# What is living in Al Barsha like, would it be ok living there with family?



## Montreux (May 12, 2015)

Hi all,

we will move to Dubai with family ( 2 adults, 1 Toddler 2 1/2years, baby to be born in November) for 9 month due to a missopn job offer for my husband and our company will book us into a hotel apartment (Novotel Al Barsha) in Al Barsha.

As we have never been to Dubai before I was wondering how the area works out for a family with car? Are there supermarkets, restaurants, good places for kids arround (also in walking distance) beside Mall of the Emirates? I know there is the Metro next to the Hotel, what about other public transport nearby?
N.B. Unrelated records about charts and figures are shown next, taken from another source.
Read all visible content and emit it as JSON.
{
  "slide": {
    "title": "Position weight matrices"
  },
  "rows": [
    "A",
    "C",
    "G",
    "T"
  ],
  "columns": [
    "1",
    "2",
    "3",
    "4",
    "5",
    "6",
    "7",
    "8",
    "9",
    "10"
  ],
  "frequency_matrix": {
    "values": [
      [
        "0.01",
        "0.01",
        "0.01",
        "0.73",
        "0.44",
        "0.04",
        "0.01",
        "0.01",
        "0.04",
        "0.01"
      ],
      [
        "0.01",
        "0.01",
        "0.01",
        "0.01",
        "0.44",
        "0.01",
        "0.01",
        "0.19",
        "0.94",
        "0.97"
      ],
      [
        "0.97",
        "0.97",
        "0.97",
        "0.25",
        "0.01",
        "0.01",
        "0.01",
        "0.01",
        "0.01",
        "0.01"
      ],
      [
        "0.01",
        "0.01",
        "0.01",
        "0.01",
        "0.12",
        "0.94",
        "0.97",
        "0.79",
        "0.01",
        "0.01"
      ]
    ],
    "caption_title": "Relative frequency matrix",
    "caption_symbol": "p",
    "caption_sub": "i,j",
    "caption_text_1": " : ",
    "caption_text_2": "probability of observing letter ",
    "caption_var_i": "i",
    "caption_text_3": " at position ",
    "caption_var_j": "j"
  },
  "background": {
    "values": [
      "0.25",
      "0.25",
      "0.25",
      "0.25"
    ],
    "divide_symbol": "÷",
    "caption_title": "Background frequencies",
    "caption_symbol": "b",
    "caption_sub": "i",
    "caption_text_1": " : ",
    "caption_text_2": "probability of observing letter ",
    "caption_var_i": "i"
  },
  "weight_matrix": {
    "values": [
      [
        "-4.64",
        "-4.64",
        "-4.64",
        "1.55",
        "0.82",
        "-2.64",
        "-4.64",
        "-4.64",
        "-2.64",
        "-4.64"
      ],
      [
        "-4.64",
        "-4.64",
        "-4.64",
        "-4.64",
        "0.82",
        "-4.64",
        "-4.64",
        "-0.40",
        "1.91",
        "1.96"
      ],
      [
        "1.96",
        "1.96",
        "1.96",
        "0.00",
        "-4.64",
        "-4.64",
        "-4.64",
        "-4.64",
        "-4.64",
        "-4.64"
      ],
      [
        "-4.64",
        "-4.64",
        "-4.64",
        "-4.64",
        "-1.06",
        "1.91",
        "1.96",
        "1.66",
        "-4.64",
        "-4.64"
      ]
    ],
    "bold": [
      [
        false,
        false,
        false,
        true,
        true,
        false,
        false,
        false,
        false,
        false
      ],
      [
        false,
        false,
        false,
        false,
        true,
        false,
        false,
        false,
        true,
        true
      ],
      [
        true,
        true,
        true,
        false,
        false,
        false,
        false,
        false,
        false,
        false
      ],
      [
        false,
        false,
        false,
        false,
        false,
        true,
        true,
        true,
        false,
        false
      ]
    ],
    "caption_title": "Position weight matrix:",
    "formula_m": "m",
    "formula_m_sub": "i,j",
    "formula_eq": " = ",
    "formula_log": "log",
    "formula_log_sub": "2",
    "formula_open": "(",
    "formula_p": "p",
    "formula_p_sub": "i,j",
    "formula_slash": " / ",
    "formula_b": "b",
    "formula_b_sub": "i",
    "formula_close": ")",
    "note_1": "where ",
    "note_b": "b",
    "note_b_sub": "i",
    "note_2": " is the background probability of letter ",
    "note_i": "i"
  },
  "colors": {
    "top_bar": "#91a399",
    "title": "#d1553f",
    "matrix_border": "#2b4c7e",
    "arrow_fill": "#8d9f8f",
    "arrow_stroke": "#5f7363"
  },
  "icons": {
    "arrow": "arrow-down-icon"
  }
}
Husband will work in the Dubai World Central area, is that route ok concerning commuting (car)?

thanks
Montreux


----------



## A.Abbass (Jun 28, 2014)

Al Barsha is a busy area. There are definitely lots of restaurants & supermarkets. Try street view on google and take a look.


----------



## rsinner (Feb 3, 2009)

Al Barsha is very convenient. The part you will be staying in is okay - less busier than some of the other areas. Quite a few restaurants and amenities. However, I your kids will have no space to go out and play as the place is not landscaped etc., and very much a sandpit. But Al Barsha park is somewhat close (maybe 10 mins by car) and is pretty good. 
Getting in and out of Sheikh Zayed road can be a bit of an issue at peak hours, but things may have changed int he last 1 year or so.


----------